Effect of prostate size and isotope selection on dosimetric quality following permanent seed implantation.

Objective: The aim of this study was to assess retrospectively the influence of prostate size and the effect of isotope selection on implant quality in patients undergoing transperineal ultrasound-guided permanent prostate brachytherapy.

Methods: Two hundred forty-eight consecutive patients without prior transurethral resection of the prostate gland underwent permanent seed implantation using either iodine 125 or palladium 103 as monotherapy or a boost following moderate doses of external-beam radiation therapy from January 1998 through November 1999. Postimplant dosimetry was obtained on day 0 using thin slice computed tomography (CT) scans. Dosimetric quality was reported in terms of the following parameters: D90, V100, V150, and V200, where D90 is defined as the minimum dose covering 90% of the prostate volume, and V100, V150, and V200 are defined as the percentage volume of the prostate receiving at least 100%, 150%, and 200% of the prescribed minimal peripheral dose (mPD), respectively. In addition, the urethral dose was evaluated. Preimplant prostate size was divided into the following categories: <20, 20-30, 30-40, 40-50, and >50 cm3. Prostate volume was determined via transrectal ultrasound volumetric study. In addition, within each of the five size categories, the effect of isotope on implant quality was evaluated.

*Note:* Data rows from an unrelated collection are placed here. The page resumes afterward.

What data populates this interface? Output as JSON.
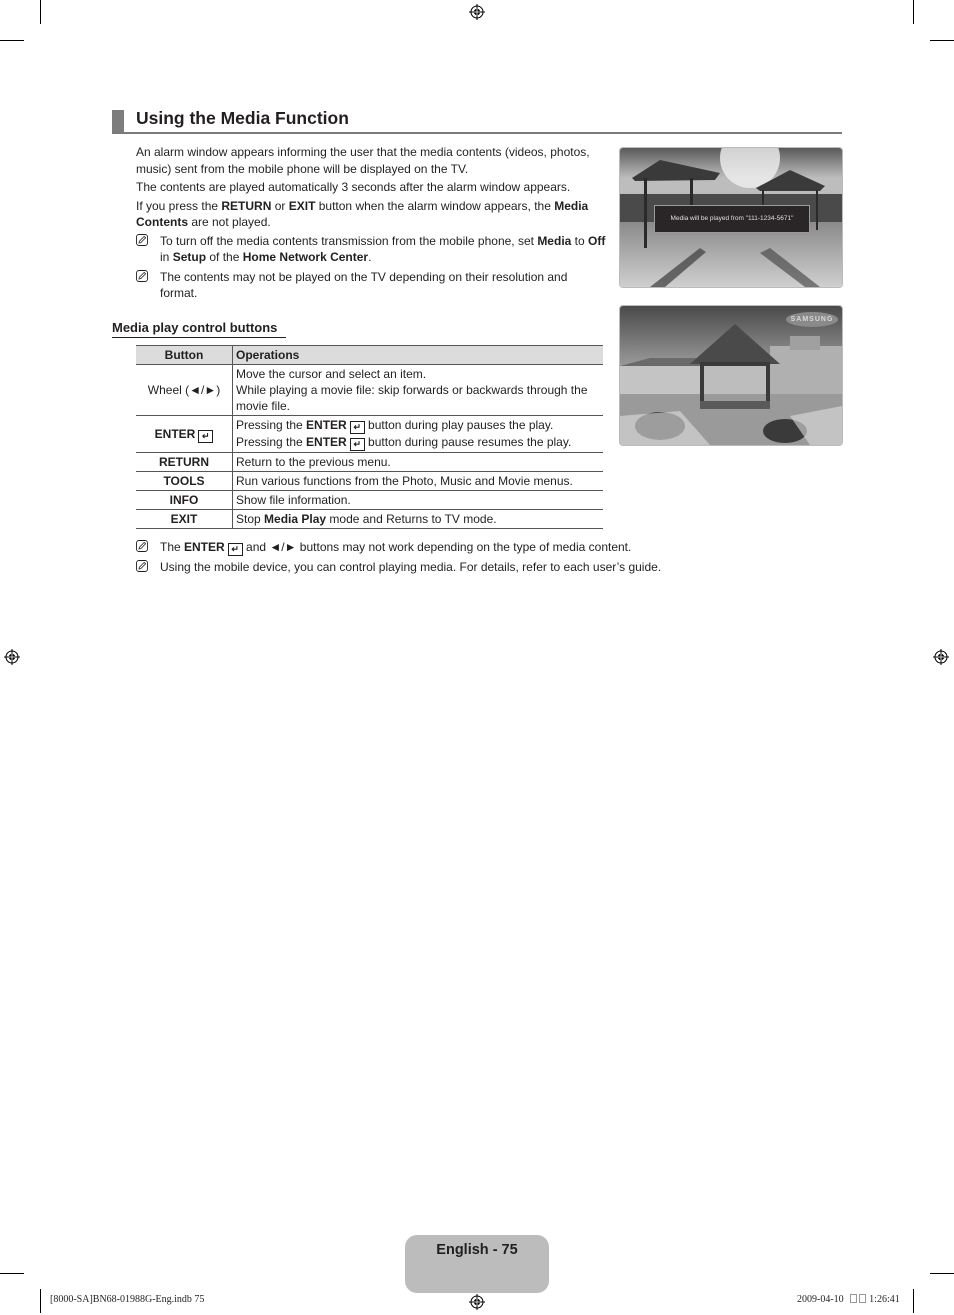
{
  "section": {
    "title": "Using the Media Function"
  },
  "intro": {
    "p1": "An alarm window appears informing the user that the media contents (videos, photos, music) sent from the mobile phone will be displayed on the TV.",
    "p2": "The contents are played automatically 3 seconds after the alarm window appears.",
    "p3": {
      "t1": "If you press the ",
      "b1": "RETURN",
      "t2": " or ",
      "b2": "EXIT",
      "t3": " button when the alarm window appears, the ",
      "b3": "Media Contents",
      "t4": " are not played."
    },
    "note1": {
      "t1": "To turn off the media contents transmission from the mobile phone, set ",
      "b1": "Media",
      "t2": " to ",
      "b2": "Off",
      "t3": " in ",
      "b3": "Setup",
      "t4": " of the ",
      "b4": "Home Network Center",
      "t5": "."
    },
    "note2": "The contents may not be played on the TV depending on their resolution and format."
  },
  "subsection": {
    "title": "Media play control buttons"
  },
  "table": {
    "headers": [
      "Button",
      "Operations"
    ],
    "rows": [
      {
        "button": "Wheel (◄/►)",
        "line1": "Move the cursor and select an item.",
        "line2": "While playing a movie file: skip forwards or backwards through the movie file."
      },
      {
        "button": "ENTER",
        "line1_a": "Pressing the ",
        "line1_b": "ENTER",
        "line1_c": " button during play pauses the play.",
        "line2_a": "Pressing the ",
        "line2_b": "ENTER",
        "line2_c": " button during pause resumes the play."
      },
      {
        "button": "RETURN",
        "op": "Return to the previous menu."
      },
      {
        "button": "TOOLS",
        "op": "Run various functions from the Photo, Music and Movie menus."
      },
      {
        "button": "INFO",
        "op": "Show file information."
      },
      {
        "button": "EXIT",
        "op_a": "Stop ",
        "op_b": "Media Play",
        "op_c": " mode and Returns to TV mode."
      }
    ]
  },
  "bottom_notes": {
    "note1": {
      "t1": "The ",
      "b1": "ENTER",
      "t2": " and ◄/► buttons may not work depending on the type of media content."
    },
    "note2": "Using the mobile device, you can control playing media. For details, refer to each user’s guide."
  },
  "images": {
    "beach": {
      "alarm_text": "Media will be played from \"111-1234-5671\""
    },
    "gazebo": {
      "brand": "SAMSUNG"
    }
  },
  "page": {
    "label": "English - 75"
  },
  "footer": {
    "left": "[8000-SA]BN68-01988G-Eng.indb   75",
    "date": "2009-04-10",
    "time": "1:26:41"
  },
  "icons": {
    "note": "note-pencil-icon",
    "enter": "enter-key-icon",
    "registration": "registration-mark-icon"
  }
}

Results: No statistically significant volume dependence in D90, V100, or urethral doses was discerned, whereas V150 and V200 were volume dependent. Between isotopes, the following differences in dosimetric quality were statistically significant: V100, V150, V200, and mean and medial urethral dose. 125I implants had higher values of V100 (95% vs. 94%, p = .004) and urethral dose (118% vs. 110% of mPD, p < .001), and 103Pd implants had higher V150 and V200 (57% vs. 51% and 31% vs. 22%, respectively). Only the isotopic differences in V200 persisted for all the volumetric subgroups. There was no significant overall volume dependence based on neoadjuvant hormone use or nonuse for any of the quality parameters analyzed.

Conclusions: The most important indicators of the quality of dosimetric coverage, V100 and D90, were not dependent on preimplant prostate volume or use of neoadjuvant hormones. The mean, median, and maximum urethral doses also showed no dependence on prostate size. Although there were isotopic differences in day 0 dosimetric parameters following permanent prostate brachytherapy, we do not consider the magnitude of any of these differences to be clinically significant.